It all started with reading; it usually does.

Unfortunately, I shall have to be somewhat vague here as there is still the possibility of something happening with this property, but suffice for now to say that there was an incredibly fun series that I was a big fan of.  It was a pulp-style, 70s-set, series of e-book-only novellas starring an entertaining character in a crazy world where it seemed like anything could happen.

They were fantastic, and a lot of fun, but unfortunately a lack of interest caused the series to come to a close eventually.  This disappointed me, but it was not unforeseen.  A niche product like that will be limited in its appeal, but if it - by chance - finds that target audience then it can really take off.  This one didn't (quite).

Some time later, I (who have always been a writer since my youth, even if I had never sought out publishing in any way before) contacted the creator of this series and wondered if he would be amenable to me sending a spec manuscript over to him.  I knew the likelihood of the character making a return was low, but I figured I may as well give it a shot - I had a couple of vague ideas for what I would like to do if given the chance.

To my surprise, the creator messaged me, saying that he was actually considering a hardcopy collected version of the stories, and would like some new novellas to be included so as to make the paper version appealing even to those who already owned the stories electronically.  And he was willing to take a look at my submission!

Energized by the possibility of being published even by a small press like this one (especially one whose works I had been such a fan of) I set to writing straight away, using the concept that most interested me out of the few I had conceived.  I finished a 20,000 word story quite quickly, and sent this first draft off to the man in charge.

And this is where things fell apart.  For various reasons, the project was now not a priority in any way - and although he was enthusiastic about the parts of my story that he read, he never finished it or got back to me with any notes.  The book was dead in the water, and took my story with it.

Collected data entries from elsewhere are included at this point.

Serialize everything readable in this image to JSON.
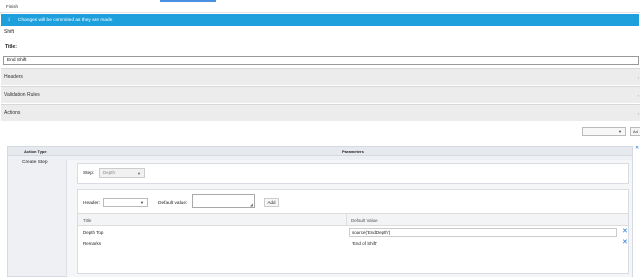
{
  "toolbar": {
    "finish_label": "Finish"
  },
  "info": {
    "icon": "info-icon",
    "message": "Changes will be commited as they are made"
  },
  "shift_label": "Shift",
  "title": {
    "label": "Title:",
    "value": "End Shift"
  },
  "sections": {
    "headers": "Headers",
    "validation_rules": "Validation Rules",
    "actions": "Actions"
  },
  "add_action": {
    "selected": "",
    "button_label": "Ad"
  },
  "grid": {
    "col_action_type": "Action Type",
    "col_parameters": "Parameters",
    "action_type": "Create Step",
    "step": {
      "label": "Step:",
      "selected": "Depth"
    },
    "header": {
      "label": "Header:",
      "selected": ""
    },
    "default_value": {
      "label": "Default value:",
      "value": ""
    },
    "add_label": "Add",
    "table": {
      "columns": [
        "Title",
        "Default Value"
      ],
      "rows": [
        {
          "title": "Depth Top",
          "value": "source('EndDepth')"
        },
        {
          "title": "Remarks",
          "value": "'End of Shift'"
        }
      ]
    }
  },
  "colors": {
    "info_bar": "#1ea0dc",
    "delete_icon": "#1976d2"
  }
}
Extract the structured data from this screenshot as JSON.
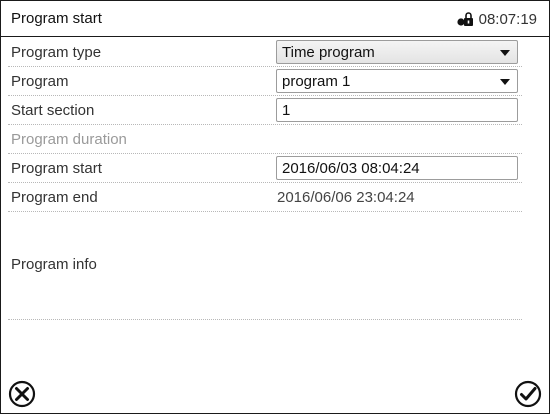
{
  "header": {
    "title": "Program start",
    "time": "08:07:19",
    "lock_icon": "user-lock-icon"
  },
  "form": {
    "program_type": {
      "label": "Program type",
      "value": "Time program"
    },
    "program": {
      "label": "Program",
      "value": "program 1"
    },
    "start_section": {
      "label": "Start section",
      "value": "1"
    },
    "program_duration": {
      "label": "Program duration"
    },
    "program_start": {
      "label": "Program start",
      "value": "2016/06/03 08:04:24"
    },
    "program_end": {
      "label": "Program end",
      "value": "2016/06/06 23:04:24"
    },
    "program_info": {
      "label": "Program info"
    }
  },
  "footer": {
    "cancel_icon": "close-circle-icon",
    "confirm_icon": "check-circle-icon"
  },
  "colors": {
    "border": "#1a1a1a",
    "text": "#333333",
    "disabled_text": "#9a9a9a",
    "separator": "#b8b8b8"
  }
}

(Or so it seemed: there remains the possibility - I am told - that the book could still happen, so watch this space for news.)

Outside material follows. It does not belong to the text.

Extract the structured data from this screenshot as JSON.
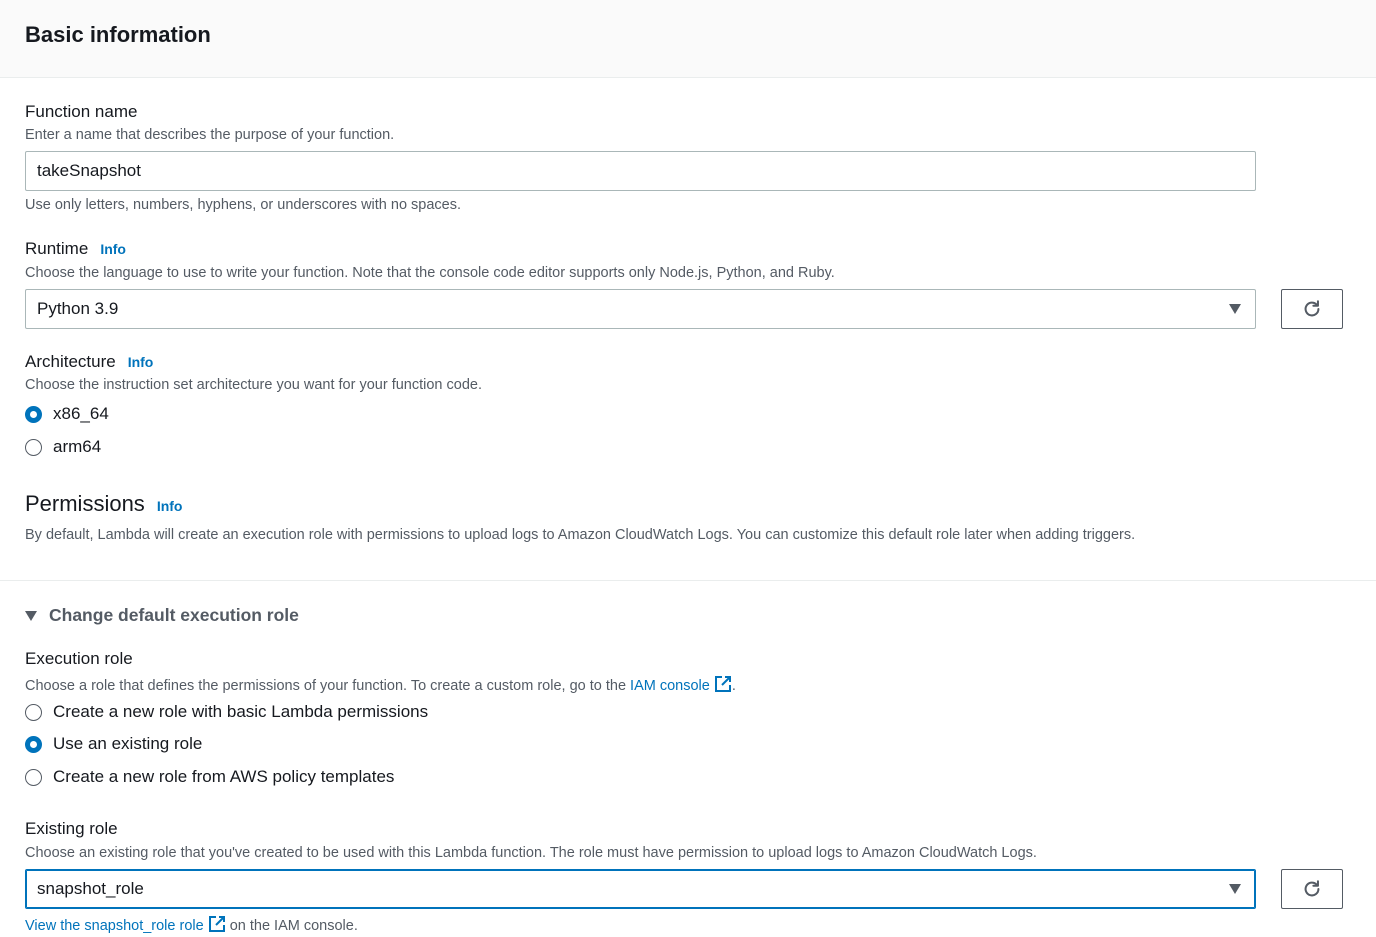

I had fun writing it, though.  A lot of fun.  Indeed, I had so many ideas for subsequent stories in this property that I would have loved to have taken over publishing the stories myself - even at a schedule of one novella per month (I thought).  Despite having had a couple of ideas for novels in my head for a few years (which will be written... eventually) I had never seriously tried to write something for publishing.  Or self-publishing.  But now...

The existing IP was something out of my hands; I knew this.  But what if I invented my own pulp novella series, that I could put out there myself.  Would such a thing be possible?

Indeed it was (a quick bit of internet searching later on showed me) and I spent the idle hours of one day at my job thinking about the possibilities.  Immediately, my love of old-fashioned pulp SF made me think of a concept involving a Victorian gentleman having adventures in outer space.  Perhaps it could be called Josiah Kensington: Space Adventurer?  Or maybe The Star Journeys of Dr Jeremiah Fotherington-Smythe?

Very quickly, this became The Star Travels of Dr. Jeremiah Fothering-Smythe, and I set about giving myself a target of 18,000-22,000 words per story, at a rate of one per month.  I would give it six months to have a chance of catching on, of finding an audience, and if after that it was going nowhere then I would end it.

Anyway, fast forward to six months later (during which I had also written a couple of other novellas or short stories) I completed the series with Book 6: "The Free World".  As expected, it had not found its audience and, much as I adored the character and his world, I wrapped up the story.  I had ideas about where the story could go later on, should it unexpectedly find a late following, but for now it was done.  (A paperback and eBook collected version was later released.)

Quite disheartened, I decided to treat all of the previous time as warm-up.  Like it didn't happen.  I wanted not to think of that as wasted effort, but instead as little more than rehearsal.  The real writing, the real career, would start now.

Looking for something that could theoretically be commercial but that I would still be just as in love with, I devised a series of Young Adult novels called The Sleepwar Saga.  In it, a group of six teenagers who don't know each other would find that, when they slept, they were together in another part of the country.  Fighting evil, questioning their reality, learning to work together.

It took some 8 months before the final draft of Straw Soldiers was ready, but it is the work I am most proud of, and I'm ecstatic about it and the rest of the series to come.  Whether this find its audience or not I cannot yet say, but even if it does not I will be thrilled to write the rest of the installments, so in love am I with this series and these characters.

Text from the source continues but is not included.